Ни товаров, как говорится, широкого потребления,
ни самого узкого продовольствия.
Это ж надо, до чего мы все дошли!
Слыхано ли дело, чтобы на родине
великого Глинки,
в вонючем нашем сельпе,
нельзя было бы сгоношить
ни портвешка, ни затруханной четвертинки?
Я сунулся было в карман за карандашиком и записной книжечкой, чтобы зафиксировать в ней некий быстро мелькнувший в моем пьяненьком воображении призрак мысли о жизнеустроительном значении стихийного явления случайной рифмы в речи сельских жителей умирающей деревни, но это значило бы прозевать поток самой этой восхитительной – при всей невеселости предмета разговора нашего – и истинно живой речи. Куда там, с праздным карандашиком было бы за ней не поспеть.

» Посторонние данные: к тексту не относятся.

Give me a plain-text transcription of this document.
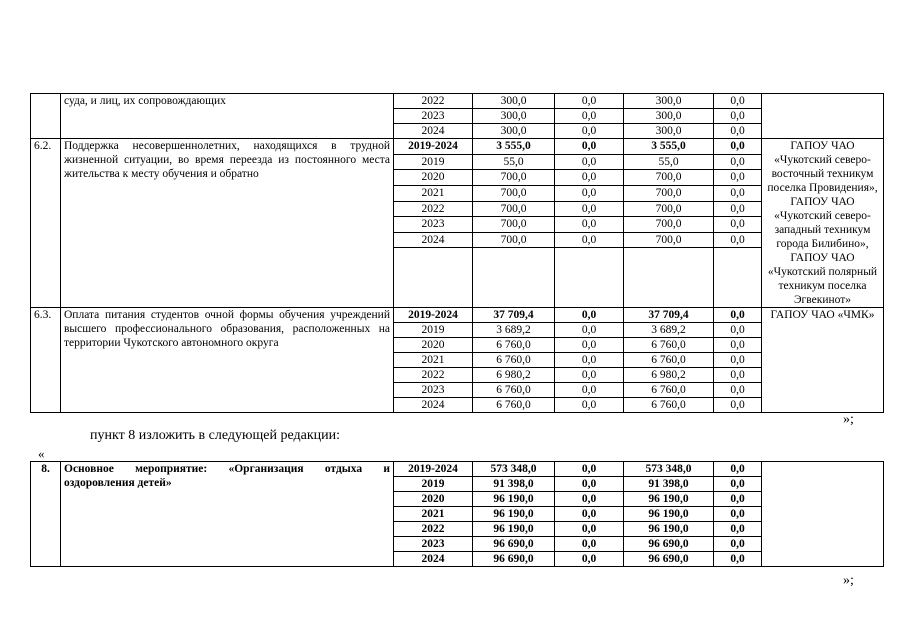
	суда, и лиц, их сопровождающих	2022	300,0	0,0	300,0	0,0	
		2023	300,0	0,0	300,0	0,0	
		2024	300,0	0,0	300,0	0,0	
6.2.	Поддержка несовершеннолетних, находящихся в трудной жизненной ситуации, во время переезда из постоянного места жительства к месту обучения и обратно	2019-2024	3 555,0	0,0	3 555,0	0,0	ГАПОУ ЧАО «Чукотский северо-восточный техникум поселка Провидения», ГАПОУ ЧАО «Чукотский северо-западный техникум города Билибино», ГАПОУ ЧАО «Чукотский полярный техникум поселка Эгвекинот»
		2019	55,0	0,0	55,0	0,0	
		2020	700,0	0,0	700,0	0,0	
		2021	700,0	0,0	700,0	0,0	
		2022	700,0	0,0	700,0	0,0	
		2023	700,0	0,0	700,0	0,0	
		2024	700,0	0,0	700,0	0,0	

6.3.	Оплата питания студентов очной формы обучения учреждений высшего профессионального образования, расположенных на территории Чукотского автономного округа	2019-2024	37 709,4	0,0	37 709,4	0,0	ГАПОУ ЧАО «ЧМК»
		2019	3 689,2	0,0	3 689,2	0,0	
		2020	6 760,0	0,0	6 760,0	0,0	
		2021	6 760,0	0,0	6 760,0	0,0	
		2022	6 980,2	0,0	6 980,2	0,0	
		2023	6 760,0	0,0	6 760,0	0,0	
		2024	6 760,0	0,0	6 760,0	0,0	
»;
пункт 8 изложить в следующей редакции:
«
8.	Основное мероприятие: «Организация отдыха и оздоровления детей»	2019-2024	573 348,0	0,0	573 348,0	0,0	
		2019	91 398,0	0,0	91 398,0	0,0	
		2020	96 190,0	0,0	96 190,0	0,0	
		2021	96 190,0	0,0	96 190,0	0,0	
		2022	96 190,0	0,0	96 190,0	0,0	
		2023	96 690,0	0,0	96 690,0	0,0	
		2024	96 690,0	0,0	96 690,0	0,0	
»;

– Вот я и рассуждаю в ежедневном подпитии,
что семенной фонд – он очень тонко реагирует
на дальнейшие постановления
о дальнейшем улучшении и развитии, –
стихийно дорифмовал свою мысль Федя.
Степан Сергеевич продолжил ее, прижав щеку к картофельному своему кулаку:
– Потому и засновали мы, недоплодив и недорожав, как мыши, по американским амбарам. Я – крестьянин, мать вашу разъети в сельсовет-заготскот-райдортрест. Я говорю на Седьмое ноября на собрании: что ж вы, суки, в Литву намылились и в Латвию, а сами еврея пропечаты ваете предателем за то, что он Родине изменил и в Палестину сваливает? Он ведь все же, говорю, в свой огород намылился, а вы, эмигрантские ваши рожи, Смоленщину многострадальную и Жабуньку родимую на одного комара и гусеницу с жабами оставляете? Бежите, падлы, полоскать мослы в Балтийском океане, окошки тесинами перекрещиваете? Глядите: дуба дает наша Жабунька. Ее сам Наполеон с большим сожалением, между прочим, покинул. Отступаете, козлы, прочь от родимой картошки к колбасным прилавкам? Не из-за вас ли, говорю, в городе белобо-родатый картофель кубинский продают, «фиделькой» называется? А вы меня, говорю, за грозную правду тяжких времен поганите чучелом объявить безумным, грозите в психушку вхреначить вместе с водородной бомбой, с Архипелагом и с последней моей действующей бабой разлучить? Вы и есть, товарищи гнидовозы, предатели Жабунь-ки, эмигранты без креста, земли, воды и пламени. Тьфу… И я еще раз подчеркнул…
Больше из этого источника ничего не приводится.